The reason that logic and reason do not matter to those who put faith in powers above their own is that it is all predicated on emotional response and has nothing at all to do with any legitimate intellectual factors. Police, the state, theism and all other institutions of authority over the individual are merely safety blankets for the emotionally fragile. And through the masses of people who are unable to reason through their fears and emotional and existential hang-ups, there comes support for institutions which provide the perfect home for the very worst among us. Their beliefs have created a protector costume and filled it with predators.
The world is an uncertain place with the possibility of danger always present. That is the very nature of our reality. Reality cannot be policed against. You cannot construct laws to undermine the laws of probability. No system or institution can eradicate chaos from this existence. It exists naturally as part of the experience of living. Without that uncertainty and breadth of possibility our lives would mean nothing. Money that cannot be spent is worthless just as lives that cannot be lost have no purpose. Surviving the difficult obstacles that reality throws before us is what makes it worth living. Perfection is an unchanging hell.

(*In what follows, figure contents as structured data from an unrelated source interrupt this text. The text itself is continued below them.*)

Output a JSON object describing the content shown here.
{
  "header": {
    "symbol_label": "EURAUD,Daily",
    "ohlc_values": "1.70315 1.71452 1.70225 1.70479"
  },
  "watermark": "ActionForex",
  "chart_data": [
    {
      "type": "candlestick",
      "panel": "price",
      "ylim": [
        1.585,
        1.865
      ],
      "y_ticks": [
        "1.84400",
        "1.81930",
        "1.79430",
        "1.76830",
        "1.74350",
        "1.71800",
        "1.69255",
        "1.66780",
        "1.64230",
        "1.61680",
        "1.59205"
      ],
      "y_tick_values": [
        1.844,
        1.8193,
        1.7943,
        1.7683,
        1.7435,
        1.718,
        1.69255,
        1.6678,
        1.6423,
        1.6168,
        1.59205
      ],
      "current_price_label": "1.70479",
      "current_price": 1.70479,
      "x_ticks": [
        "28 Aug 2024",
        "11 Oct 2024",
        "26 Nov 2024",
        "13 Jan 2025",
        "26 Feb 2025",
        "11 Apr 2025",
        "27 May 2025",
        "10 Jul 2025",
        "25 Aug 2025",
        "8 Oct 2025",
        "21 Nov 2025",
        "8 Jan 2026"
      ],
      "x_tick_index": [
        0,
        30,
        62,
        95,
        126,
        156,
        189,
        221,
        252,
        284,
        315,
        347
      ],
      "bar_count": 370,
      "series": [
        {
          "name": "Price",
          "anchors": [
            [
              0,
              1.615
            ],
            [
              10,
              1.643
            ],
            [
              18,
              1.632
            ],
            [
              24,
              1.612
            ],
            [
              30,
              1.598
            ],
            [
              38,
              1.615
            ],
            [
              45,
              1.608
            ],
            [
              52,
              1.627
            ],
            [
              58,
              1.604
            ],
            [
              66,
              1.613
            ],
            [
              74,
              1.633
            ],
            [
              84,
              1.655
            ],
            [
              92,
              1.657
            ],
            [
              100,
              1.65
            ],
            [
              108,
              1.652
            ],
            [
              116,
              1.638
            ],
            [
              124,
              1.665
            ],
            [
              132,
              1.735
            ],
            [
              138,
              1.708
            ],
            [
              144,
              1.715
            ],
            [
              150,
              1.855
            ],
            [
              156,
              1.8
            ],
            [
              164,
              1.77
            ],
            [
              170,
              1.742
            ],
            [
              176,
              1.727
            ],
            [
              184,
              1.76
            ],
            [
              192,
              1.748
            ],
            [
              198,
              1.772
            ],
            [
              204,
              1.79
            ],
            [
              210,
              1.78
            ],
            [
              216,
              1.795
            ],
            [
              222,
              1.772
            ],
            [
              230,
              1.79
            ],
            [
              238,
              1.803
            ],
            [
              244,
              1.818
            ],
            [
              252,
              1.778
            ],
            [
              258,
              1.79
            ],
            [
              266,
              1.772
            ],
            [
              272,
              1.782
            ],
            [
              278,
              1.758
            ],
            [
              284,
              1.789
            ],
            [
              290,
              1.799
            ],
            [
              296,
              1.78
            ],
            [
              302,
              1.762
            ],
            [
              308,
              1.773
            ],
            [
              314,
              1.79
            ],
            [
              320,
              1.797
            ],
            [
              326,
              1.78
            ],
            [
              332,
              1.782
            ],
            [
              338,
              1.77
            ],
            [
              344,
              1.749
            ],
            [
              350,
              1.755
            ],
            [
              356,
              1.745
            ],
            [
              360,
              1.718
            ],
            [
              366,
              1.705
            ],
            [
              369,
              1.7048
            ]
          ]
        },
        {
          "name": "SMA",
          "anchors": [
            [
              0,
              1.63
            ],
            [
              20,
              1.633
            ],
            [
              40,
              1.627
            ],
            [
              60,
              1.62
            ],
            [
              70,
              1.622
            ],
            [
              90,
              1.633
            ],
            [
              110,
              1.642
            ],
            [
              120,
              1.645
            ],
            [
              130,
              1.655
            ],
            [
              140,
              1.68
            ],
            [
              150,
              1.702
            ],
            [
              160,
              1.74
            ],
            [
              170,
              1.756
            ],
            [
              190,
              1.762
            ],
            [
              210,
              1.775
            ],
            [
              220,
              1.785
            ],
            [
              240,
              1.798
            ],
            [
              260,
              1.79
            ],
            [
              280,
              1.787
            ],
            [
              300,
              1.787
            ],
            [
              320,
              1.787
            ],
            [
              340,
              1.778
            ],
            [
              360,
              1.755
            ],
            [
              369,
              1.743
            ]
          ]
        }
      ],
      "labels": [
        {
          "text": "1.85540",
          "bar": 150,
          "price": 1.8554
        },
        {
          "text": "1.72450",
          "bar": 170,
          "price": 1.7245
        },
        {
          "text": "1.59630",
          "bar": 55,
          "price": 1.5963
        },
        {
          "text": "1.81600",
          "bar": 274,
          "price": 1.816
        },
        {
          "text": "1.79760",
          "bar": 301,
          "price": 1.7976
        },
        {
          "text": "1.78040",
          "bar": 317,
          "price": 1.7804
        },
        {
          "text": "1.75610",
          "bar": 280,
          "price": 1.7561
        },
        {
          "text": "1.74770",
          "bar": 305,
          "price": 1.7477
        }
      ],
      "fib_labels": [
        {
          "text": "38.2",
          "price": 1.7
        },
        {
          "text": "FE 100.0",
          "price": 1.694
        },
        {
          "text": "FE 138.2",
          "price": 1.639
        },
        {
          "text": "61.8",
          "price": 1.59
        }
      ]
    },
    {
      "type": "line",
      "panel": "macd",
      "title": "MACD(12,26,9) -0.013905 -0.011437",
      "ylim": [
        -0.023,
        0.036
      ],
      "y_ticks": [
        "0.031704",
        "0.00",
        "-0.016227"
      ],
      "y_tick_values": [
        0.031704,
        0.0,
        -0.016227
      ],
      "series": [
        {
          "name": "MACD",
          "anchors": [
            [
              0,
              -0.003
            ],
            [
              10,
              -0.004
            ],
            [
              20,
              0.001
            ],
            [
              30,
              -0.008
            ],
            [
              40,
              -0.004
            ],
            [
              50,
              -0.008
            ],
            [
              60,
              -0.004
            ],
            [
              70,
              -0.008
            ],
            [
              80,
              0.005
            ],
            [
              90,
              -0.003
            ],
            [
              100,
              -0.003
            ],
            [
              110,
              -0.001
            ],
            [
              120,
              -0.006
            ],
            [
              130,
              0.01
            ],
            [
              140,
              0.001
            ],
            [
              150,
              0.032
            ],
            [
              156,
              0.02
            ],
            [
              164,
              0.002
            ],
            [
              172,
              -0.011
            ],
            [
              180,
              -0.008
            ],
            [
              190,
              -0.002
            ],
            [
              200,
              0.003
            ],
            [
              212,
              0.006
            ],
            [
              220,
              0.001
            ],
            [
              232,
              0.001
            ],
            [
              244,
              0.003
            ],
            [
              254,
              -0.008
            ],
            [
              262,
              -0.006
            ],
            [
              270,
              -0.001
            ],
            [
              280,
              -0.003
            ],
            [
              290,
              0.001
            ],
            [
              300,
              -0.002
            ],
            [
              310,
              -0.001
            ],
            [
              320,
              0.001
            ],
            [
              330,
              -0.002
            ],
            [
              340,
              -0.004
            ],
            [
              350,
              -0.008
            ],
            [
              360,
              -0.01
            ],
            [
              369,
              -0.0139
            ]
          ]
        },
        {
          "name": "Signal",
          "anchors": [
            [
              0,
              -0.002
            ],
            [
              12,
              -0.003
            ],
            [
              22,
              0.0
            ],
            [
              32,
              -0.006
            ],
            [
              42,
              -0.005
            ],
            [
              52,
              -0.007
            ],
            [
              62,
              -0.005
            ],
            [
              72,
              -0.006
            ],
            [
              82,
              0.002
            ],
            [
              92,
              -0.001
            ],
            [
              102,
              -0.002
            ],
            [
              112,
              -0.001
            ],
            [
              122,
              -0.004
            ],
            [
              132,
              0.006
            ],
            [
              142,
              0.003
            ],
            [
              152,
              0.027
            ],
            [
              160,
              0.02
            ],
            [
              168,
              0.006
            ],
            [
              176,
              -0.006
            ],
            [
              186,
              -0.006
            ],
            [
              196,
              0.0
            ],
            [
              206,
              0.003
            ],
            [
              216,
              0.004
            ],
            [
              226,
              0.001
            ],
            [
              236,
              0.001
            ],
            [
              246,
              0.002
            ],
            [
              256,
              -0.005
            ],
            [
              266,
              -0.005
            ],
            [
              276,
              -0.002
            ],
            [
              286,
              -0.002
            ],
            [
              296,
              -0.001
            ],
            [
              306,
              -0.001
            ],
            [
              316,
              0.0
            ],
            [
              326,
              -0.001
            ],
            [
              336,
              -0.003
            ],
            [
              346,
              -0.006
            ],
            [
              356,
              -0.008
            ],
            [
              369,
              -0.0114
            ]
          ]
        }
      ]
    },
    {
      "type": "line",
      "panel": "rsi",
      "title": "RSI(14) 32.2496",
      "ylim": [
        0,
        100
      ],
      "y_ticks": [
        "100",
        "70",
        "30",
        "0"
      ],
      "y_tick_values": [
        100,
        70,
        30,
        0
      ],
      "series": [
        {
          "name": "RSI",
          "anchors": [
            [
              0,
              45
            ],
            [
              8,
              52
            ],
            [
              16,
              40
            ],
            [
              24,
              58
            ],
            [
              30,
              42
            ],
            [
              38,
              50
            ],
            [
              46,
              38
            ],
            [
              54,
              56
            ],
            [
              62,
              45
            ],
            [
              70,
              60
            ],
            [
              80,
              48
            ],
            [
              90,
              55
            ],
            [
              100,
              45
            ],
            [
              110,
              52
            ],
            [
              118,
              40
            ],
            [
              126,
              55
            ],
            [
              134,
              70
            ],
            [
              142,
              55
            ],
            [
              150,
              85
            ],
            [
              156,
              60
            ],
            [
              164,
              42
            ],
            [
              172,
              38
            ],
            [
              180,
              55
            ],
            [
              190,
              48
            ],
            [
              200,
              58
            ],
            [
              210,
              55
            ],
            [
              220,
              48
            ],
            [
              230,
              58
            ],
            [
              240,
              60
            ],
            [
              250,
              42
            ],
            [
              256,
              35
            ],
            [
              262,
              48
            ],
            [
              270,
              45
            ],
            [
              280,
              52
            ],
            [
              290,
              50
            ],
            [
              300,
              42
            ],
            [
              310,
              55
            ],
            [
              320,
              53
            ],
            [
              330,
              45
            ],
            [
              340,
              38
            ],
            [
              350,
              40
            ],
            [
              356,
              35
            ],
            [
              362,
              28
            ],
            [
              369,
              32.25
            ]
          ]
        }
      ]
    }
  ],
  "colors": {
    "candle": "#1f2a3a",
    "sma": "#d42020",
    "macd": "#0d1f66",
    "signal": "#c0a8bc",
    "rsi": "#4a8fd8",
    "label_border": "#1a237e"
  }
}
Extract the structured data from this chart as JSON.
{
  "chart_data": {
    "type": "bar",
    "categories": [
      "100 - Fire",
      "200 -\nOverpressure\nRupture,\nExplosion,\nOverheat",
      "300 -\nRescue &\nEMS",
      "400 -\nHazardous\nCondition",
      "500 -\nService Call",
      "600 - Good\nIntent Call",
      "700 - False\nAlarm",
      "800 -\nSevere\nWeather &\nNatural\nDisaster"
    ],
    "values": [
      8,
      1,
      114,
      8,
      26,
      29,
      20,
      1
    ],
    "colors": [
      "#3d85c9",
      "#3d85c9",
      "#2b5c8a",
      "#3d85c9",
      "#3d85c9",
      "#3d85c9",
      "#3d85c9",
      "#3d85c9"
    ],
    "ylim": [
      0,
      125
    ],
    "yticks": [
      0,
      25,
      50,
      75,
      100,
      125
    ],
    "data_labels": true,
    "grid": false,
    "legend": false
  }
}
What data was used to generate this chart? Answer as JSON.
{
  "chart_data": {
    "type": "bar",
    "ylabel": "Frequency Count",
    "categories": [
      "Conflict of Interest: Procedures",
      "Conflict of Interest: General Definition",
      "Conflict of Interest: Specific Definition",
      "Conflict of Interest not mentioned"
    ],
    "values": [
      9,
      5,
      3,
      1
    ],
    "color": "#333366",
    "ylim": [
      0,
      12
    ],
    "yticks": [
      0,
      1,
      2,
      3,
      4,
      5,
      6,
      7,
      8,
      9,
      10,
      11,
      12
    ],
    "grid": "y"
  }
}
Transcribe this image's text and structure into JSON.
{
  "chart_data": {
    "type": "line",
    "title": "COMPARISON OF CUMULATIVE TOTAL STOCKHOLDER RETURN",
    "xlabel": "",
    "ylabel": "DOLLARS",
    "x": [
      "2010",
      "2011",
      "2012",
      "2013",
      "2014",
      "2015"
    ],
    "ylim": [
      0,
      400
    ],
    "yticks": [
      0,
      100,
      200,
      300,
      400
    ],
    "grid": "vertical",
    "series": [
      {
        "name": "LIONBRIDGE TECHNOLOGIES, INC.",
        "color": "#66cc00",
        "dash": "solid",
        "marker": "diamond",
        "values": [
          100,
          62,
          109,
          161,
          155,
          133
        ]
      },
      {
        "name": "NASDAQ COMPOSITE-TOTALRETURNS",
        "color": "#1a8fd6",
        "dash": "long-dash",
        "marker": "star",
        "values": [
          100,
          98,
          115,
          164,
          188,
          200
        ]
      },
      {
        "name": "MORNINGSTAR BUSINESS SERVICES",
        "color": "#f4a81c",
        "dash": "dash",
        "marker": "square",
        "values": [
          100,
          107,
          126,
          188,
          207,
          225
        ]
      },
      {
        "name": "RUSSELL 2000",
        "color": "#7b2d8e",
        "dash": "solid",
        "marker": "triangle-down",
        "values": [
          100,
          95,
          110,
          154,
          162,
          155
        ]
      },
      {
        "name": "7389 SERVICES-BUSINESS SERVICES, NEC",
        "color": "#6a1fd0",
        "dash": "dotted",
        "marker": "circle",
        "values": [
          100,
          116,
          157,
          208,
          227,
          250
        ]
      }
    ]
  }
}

Chaos exists. It is a natural extension of our being. To allow ourselves to fear it to the extent that we attempt to deny the inevitable through comforting delusions of order only creates disorder. Order is entropic. It breaks down over time. Things that break down must undergo radical processes to do so. These radical processes are what we experience as an increase of disorder in our world. Therefore it is not chaos which threatens us as much as what we do out of fear of it. That fear can set off a chain reaction of social and belief structures that do even more to create the things we feared in the first place.
If the world seems increasingly disordered to you, it is not because more order is needed. It is because having tried that solution unsuccessfully for so long has created the perceived increase in disorder. If terrorists and criminals seem worse than ever it is because, like wasps, when you swat their nest they become irate and swarm after you. There are no more wasps than there were before, you just created conditions in which the wasps effect on your being is increased exponentially.
Police and the state they serve are an apparatus that exists by swatting nests and then offering to protect you from the wasps for a price. Whether that price be the hard-earned money of your labors, the erosion of your rights and liberties or the increased threat of angry wasps, you will have to pay. The world pays.
If you were to look at the world like a game and yourself like a player, then you would come to see that chaos creates the challenges that make the game exciting. But playing with authority is like playing with cheaters. Maybe the cheaters harm you, maybe not. But if the only way you got to the end of the game was by cheating, it probably wasnt even worth playing.